A primeira novela sertaneja da TV Globo 23/01/2026

A primeira novela sertaneja da TV Globo – 23/01/2026 – Gustavo Alonso

Celebridades Cultura

Estreou semana passada na Mundo a romance “Coração Veloz”, no horário das 19h. A trama se passa na fictícia cidade de Bom Retorno e conta a história de um parelha de cantores que se conhece na puerícia e passará a romance inteira para se reencontrar. Zero de muito novo no melodrama tradicional.

O que espanta mesmo é constatar que demorou, mas finalmente a Mundo se rendeu à música sertaneja. “Coração Veloz” é a primeira romance do qual tema mediano aborda artistas do gênero.

Essa informação pode parecer surpreendente, visto que o siso geral enxerga Mundo uma vez que uma parceira assídua do mundo agro. Mas não é difícil constatar que a relação entre a emissora do Jardim Botânico e a música sertaneja é repleta de tensões.

Há uma especificidade que é preciso demarcar. Outras novelas já tiveram núcleos ou personagens sertanejos ou caipiras. Foi o caso de “O Rei do Mancheia” (1996), “A Favorita” (2008), “Paraíso” (1982 e 2009), “América” (2005) e “Pantanal” (2022). Mas em nenhuma delas os personagens sertanejos eram centrais na trama. No supremo eram coadjuvantes de núcleos específicos. Era o caso dos personagens de Almir Sater e Sérgio Reis na fictícia dupla Vagalume e Saracura em “Rei do Mancheia”.

Foi também o caso do cantor Daniel, que atuou uma vez que o peão Zé Camilo na segunda versão de “Paraíso”. Em “A Favorita”, Cláudia Raia e Patrícia Pillar eram duas inimigas que haviam sido uma dupla sertaneja no pretérito longínquo, sem implicação direta na trama no qual a história se desenrola.

Em 2022 a Mundo lançou “Rensga Hits!” no Globoplay. Esta foi transmitida na TV em 2025, mas o seu formato é de série, com temporadas de fio narrativo próprio. De “Rensga Hits!”, “Coração Veloz” parece ter roubado várias ideias de roteiro. O foco no tal feminejo, o sertanejo feito por mulheres, e a disputa entre produtores, músicos e empresários são núcleos centrais de intriga dramática tanto de “Rensga Hits” quanto de “Coração veloz”.

Demorou mais de dez anos depois o surgimento do feminejo para a Mundo levar a seu horário sublime uma romance sobre o tema. Isso é espantoso, principalmente se levarmos em conta que vários outros gêneros já foram temas centrais de novelas antes dos sertanejos.

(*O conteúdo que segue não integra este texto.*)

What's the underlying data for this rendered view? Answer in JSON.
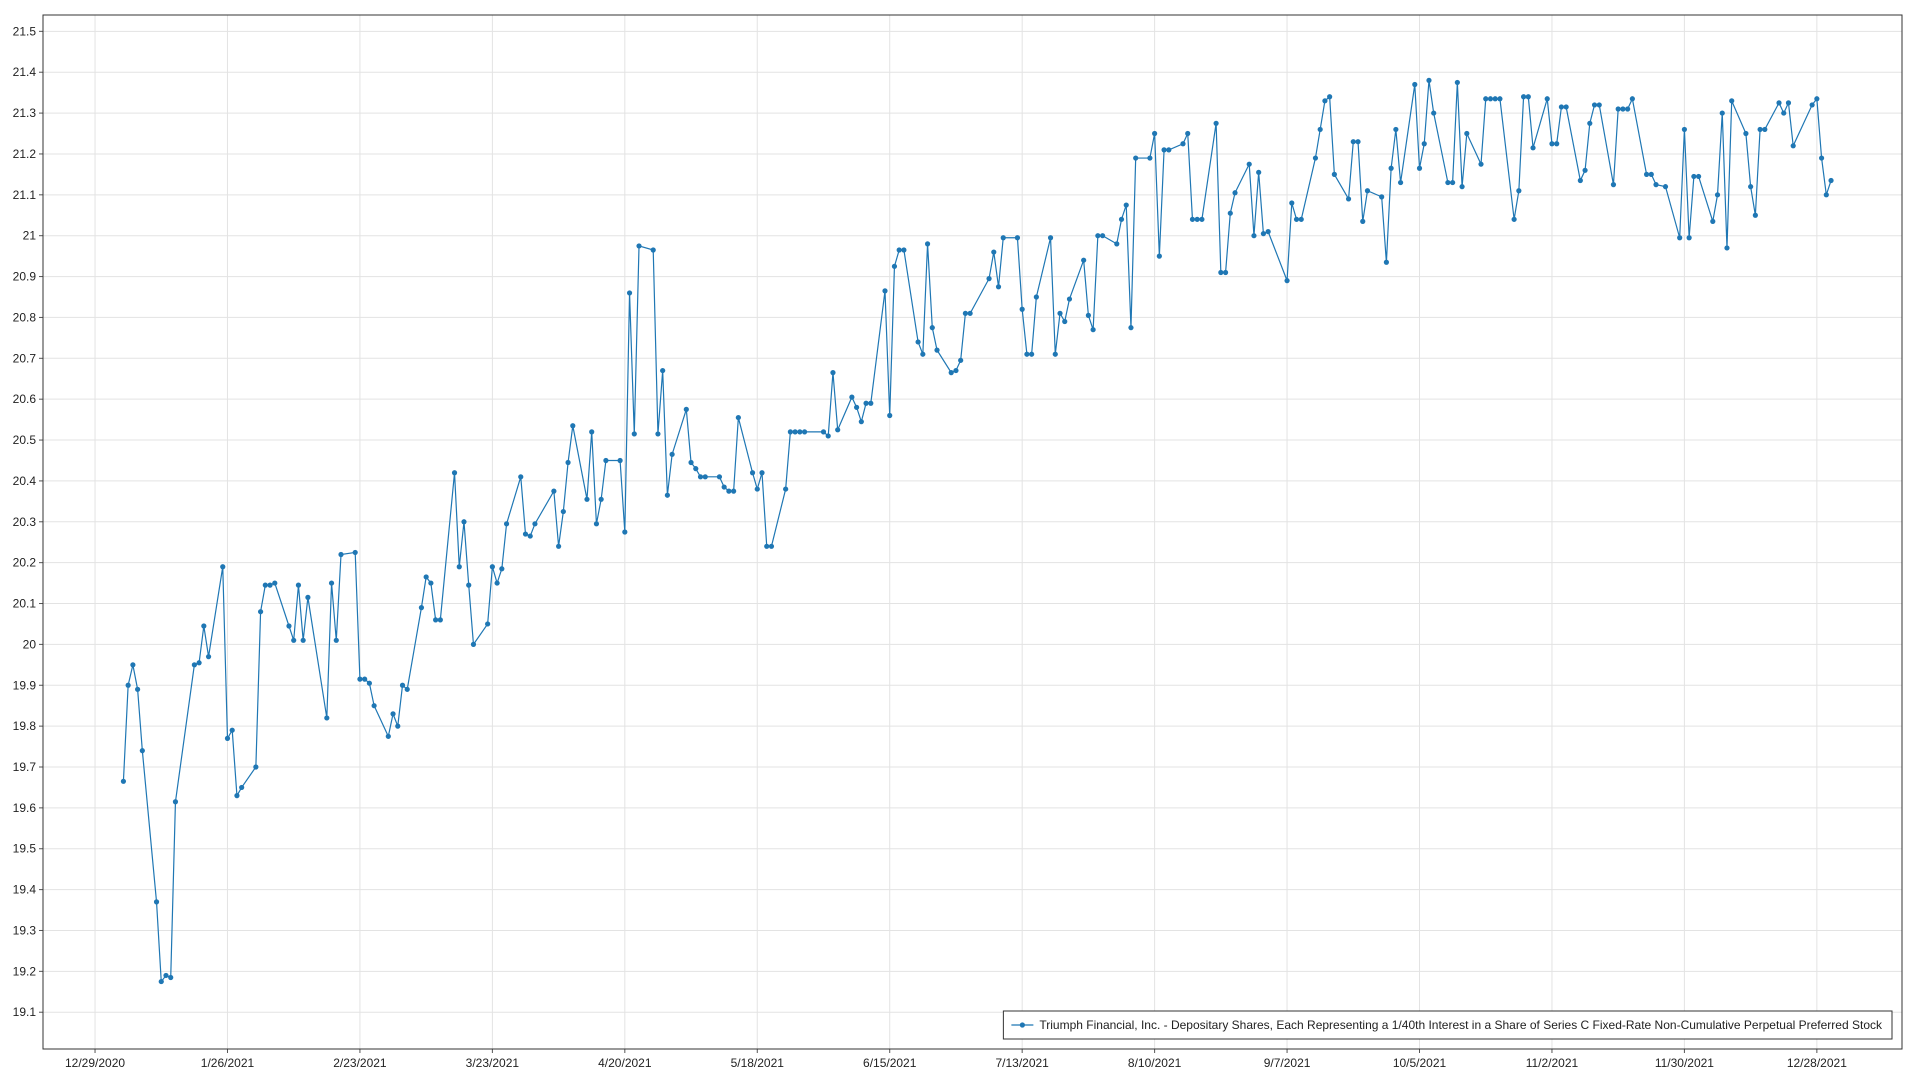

Já houve roteiros de novelas cujos temas centrais foram os artistas do samba (“Notoriedade”, 2003), do rock (“Rock Story”, 2016), tecnobrega (“Cheias de Charme, 2012), axé e lambada (“Verão 90”, 2019) e funk e gospel (improvável mistura de “Vai na Fé”, 2023).

Esse delongado da Mundo em incorporar os sertanejos não é de hoje: é crônico e histórico. Nos anos 1990, a emissora demorou a tocar sertanejo nas trilhas sonoras de novelas. Canções presentes no imaginário coletivo de largos setores populares foram “esquecidas” pela emissora.

Clássicos do repertório de Chitãozinho & Xororó, uma vez que “Meu máscara”, “Foge de mim”, “Nascemos pra trovar”, “Evidências”, “O rio”, “Somos assim”, “Meninos do Brasil”, “Deixa” e “Tudo por paixão”, ficaram de fora das trilhas sonoras de novelas.

De Leandro & Leonardo a Mundo não se importou com o sucesso popular de “Entre tapas e beijos”, “Pense em mim”, “Desculpe mas eu vou chorar”, “Sossego na leito” ou “Sonho por sonho”.

De Zezé Di Camargo & Luciano ficaram de fora “Leito de capim”, “Coração em pedaços”, “Saudade bandida”, “Salva meu coração”, “Você vai ver” e até o mega sucesso “É o paixão”. Isso para permanecer somente nas duplas e canções mais conhecidas.

Tem-se a frequente sensação que a Mundo foi fundamental para o sucesso da música sertaneja. Mas, se analisarmos a relação da emissora e o gênero músico mais popular do Brasil, o que se vê é mais a Mundo pegando carona nos sertanejos do que o oposto.

Historicamente, a Mundo representa o último suspiro da preeminência carioca na cultura brasileira. A urbanidade praiana do Rio de Janeiro sempre foi o bastião da resistência à música sertaneja. Esteticamente a Mundo agora embarca no gênero, mas sempre meio a contragosto, demorando e resistindo o quanto pode.